European Case Law Identifier: ECLI:AT:OGH0002:2024:0020OB00195.23Z.0220.000
Rechtsgebiet: Zivilrecht
Fachgebiet: Erbrecht und Verlassenschaftsverfahren
Entscheidungsart: Ordentliche Erledigung (Sachentscheidung)
Spruch:
Der außerordentlichen Revision wird Folge gegeben.

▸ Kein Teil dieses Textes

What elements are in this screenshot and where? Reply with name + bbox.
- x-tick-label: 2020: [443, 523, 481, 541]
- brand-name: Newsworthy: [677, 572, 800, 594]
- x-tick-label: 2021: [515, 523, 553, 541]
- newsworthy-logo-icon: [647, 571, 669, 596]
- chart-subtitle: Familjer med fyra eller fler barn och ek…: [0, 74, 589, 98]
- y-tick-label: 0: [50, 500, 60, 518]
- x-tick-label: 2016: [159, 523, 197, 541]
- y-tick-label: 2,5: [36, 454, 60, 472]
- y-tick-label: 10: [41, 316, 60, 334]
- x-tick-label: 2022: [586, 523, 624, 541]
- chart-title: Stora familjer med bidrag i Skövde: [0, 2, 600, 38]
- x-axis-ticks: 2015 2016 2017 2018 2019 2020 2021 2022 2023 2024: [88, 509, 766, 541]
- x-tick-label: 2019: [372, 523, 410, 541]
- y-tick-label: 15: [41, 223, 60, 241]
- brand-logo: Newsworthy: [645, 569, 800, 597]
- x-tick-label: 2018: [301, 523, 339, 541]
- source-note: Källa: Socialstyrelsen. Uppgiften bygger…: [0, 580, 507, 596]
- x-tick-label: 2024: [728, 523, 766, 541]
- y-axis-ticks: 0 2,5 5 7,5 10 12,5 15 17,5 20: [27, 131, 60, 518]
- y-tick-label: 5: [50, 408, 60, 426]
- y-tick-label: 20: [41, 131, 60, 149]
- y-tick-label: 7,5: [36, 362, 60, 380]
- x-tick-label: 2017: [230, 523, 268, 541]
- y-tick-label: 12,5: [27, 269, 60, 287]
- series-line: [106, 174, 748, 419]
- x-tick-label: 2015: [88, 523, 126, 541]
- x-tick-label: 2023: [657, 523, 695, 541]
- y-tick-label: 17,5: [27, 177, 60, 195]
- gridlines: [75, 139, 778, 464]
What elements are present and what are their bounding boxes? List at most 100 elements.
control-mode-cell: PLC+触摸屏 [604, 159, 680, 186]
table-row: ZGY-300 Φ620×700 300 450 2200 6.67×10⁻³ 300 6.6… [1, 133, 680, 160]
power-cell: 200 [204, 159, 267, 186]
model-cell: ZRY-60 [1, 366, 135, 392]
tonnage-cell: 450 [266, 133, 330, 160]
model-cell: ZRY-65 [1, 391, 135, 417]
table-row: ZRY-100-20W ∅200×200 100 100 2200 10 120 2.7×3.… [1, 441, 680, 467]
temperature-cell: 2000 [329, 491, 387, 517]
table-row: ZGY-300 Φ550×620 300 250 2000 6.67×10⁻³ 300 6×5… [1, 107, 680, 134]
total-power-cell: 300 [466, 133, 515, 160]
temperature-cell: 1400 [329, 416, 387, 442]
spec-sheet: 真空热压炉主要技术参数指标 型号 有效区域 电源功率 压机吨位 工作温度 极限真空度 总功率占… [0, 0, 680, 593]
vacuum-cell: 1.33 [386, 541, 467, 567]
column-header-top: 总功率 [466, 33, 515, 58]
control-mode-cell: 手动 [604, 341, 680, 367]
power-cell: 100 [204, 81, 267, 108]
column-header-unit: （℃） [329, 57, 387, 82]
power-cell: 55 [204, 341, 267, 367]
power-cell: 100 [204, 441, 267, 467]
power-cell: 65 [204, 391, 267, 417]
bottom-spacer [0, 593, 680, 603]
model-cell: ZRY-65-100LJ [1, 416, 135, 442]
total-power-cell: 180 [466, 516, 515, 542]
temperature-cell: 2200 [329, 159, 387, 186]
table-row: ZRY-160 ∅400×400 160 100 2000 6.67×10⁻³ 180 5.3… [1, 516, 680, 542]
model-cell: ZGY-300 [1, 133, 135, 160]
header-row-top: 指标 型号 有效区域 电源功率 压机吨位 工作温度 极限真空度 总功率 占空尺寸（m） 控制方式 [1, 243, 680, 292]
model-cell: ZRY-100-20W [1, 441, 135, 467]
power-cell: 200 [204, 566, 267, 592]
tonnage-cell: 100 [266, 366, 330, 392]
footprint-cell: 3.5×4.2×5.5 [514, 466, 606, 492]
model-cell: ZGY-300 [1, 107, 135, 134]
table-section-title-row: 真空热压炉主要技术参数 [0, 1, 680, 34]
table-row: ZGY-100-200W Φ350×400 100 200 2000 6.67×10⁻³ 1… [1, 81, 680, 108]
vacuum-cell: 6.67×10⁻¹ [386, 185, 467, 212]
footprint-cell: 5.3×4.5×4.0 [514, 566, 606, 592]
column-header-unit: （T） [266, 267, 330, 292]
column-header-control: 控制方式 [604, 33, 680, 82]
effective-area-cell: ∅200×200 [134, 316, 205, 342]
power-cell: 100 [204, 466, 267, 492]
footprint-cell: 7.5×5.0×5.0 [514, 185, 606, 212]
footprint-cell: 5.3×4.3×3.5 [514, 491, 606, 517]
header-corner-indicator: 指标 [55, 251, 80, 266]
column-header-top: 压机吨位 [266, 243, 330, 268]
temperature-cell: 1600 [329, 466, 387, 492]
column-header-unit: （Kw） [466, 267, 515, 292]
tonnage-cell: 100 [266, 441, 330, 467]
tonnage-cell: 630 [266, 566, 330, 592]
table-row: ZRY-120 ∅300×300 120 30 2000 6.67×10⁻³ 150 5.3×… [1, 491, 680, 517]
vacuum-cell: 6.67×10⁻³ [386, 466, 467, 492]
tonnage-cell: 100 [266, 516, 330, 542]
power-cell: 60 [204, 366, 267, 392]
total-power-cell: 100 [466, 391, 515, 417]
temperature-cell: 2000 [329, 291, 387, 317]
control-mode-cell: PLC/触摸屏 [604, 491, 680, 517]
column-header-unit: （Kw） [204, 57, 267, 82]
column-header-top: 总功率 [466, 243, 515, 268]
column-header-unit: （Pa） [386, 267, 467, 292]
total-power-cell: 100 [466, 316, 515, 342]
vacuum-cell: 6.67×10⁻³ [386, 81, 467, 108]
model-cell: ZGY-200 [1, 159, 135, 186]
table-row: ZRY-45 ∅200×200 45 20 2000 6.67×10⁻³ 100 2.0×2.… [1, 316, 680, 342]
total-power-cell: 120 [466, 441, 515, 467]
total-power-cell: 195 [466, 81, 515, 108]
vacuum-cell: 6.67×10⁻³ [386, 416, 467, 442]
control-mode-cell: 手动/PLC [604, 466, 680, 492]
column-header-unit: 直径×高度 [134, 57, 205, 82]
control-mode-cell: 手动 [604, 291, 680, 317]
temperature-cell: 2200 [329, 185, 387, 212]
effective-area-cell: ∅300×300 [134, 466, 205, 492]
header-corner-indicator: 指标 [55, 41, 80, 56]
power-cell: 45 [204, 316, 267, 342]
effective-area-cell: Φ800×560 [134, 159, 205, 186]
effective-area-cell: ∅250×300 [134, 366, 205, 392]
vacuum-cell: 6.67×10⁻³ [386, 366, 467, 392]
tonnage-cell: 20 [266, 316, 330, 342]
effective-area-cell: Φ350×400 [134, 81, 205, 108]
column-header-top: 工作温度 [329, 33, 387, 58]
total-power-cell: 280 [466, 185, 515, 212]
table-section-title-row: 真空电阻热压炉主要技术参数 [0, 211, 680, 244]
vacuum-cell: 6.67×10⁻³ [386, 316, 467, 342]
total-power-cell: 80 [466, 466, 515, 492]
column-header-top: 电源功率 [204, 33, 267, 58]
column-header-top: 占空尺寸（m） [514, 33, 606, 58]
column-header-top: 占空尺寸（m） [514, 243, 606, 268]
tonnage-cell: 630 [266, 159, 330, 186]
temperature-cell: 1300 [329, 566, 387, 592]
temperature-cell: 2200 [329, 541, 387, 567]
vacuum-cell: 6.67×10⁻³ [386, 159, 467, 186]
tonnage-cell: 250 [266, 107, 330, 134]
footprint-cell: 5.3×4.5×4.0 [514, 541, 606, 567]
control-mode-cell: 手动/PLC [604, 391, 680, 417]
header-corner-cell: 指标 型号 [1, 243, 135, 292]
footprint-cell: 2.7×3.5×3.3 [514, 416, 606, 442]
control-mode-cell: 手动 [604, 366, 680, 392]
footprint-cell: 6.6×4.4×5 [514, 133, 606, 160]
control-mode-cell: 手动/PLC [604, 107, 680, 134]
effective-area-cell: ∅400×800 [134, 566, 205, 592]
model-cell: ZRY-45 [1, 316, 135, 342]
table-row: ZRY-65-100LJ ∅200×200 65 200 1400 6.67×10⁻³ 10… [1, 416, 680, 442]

Das angefochtene Urteil wird dahin abgeändert, dass es – unter Einschluss des unbekämpften Teils – insgesamt wie folgt lautet:
„Die Erbengemeinschaft der klagenden Partei zu 1/3-Anteil einerseits und der erstbeklagten Partei zu 1/3‑Anteil und der zweitbeklagten Partei zu 1/3-Anteil andererseits an dem mit Einantwortungsbeschluss des Bezirksgerichts * vom *, eingeantworteten Nachlass nach dem am * verstorbenen, zuletzt wohnhaft in *, gewesenen J* ist hinsichtlich der Aktiva-Positionen 1, 2, 3, 5, 6, 7 und 8 laut Inventar vom 16. September 2021, nämlich
1. 1/1 Anteil an GST * in EZ * KG * samt Baulichkeiten;
2. 1/1 Anteil an GST * (unbebaut) in EZ * KG *;
3. 1/1 Anteil an GST * (unbebaut) in EZ * KG *;
5. * Guthaben für 146 Mitgliedsanteile;
6. nachlassgegenständliche Fahrnisse in *;
7. Zugmaschine *;
8. Traktor Seilwinde *;
durch gerichtliche Feilbietung entsprechend den vorgenannten Anteilen aufzuheben.“
Die beklagten Parteien sind zur ungeteilten Hand schuldig, der klagenden Partei die mit 17.626,99 EUR (darin enthalten 2.149,31 EUR an USt und 4.731,10 EUR an Barauslagen) bestimmten Verfahrenskosten aller drei Instanzen binnen 14 Tagen zu ersetzen.
Entscheidungsgründe:
[1] Die Streitteile sind je zu einem Drittel Erben nach dem am * 2018 verstorbenen J*, der mit der Erstbeklagten verheiratet war. Diese hatte im Verlassenschaftsverfahren ihr gesetzliches Vorausvermächtnis gemäß § 745 ABGB an der im Haus *, gelegenen Ehewohnung geltend gemacht.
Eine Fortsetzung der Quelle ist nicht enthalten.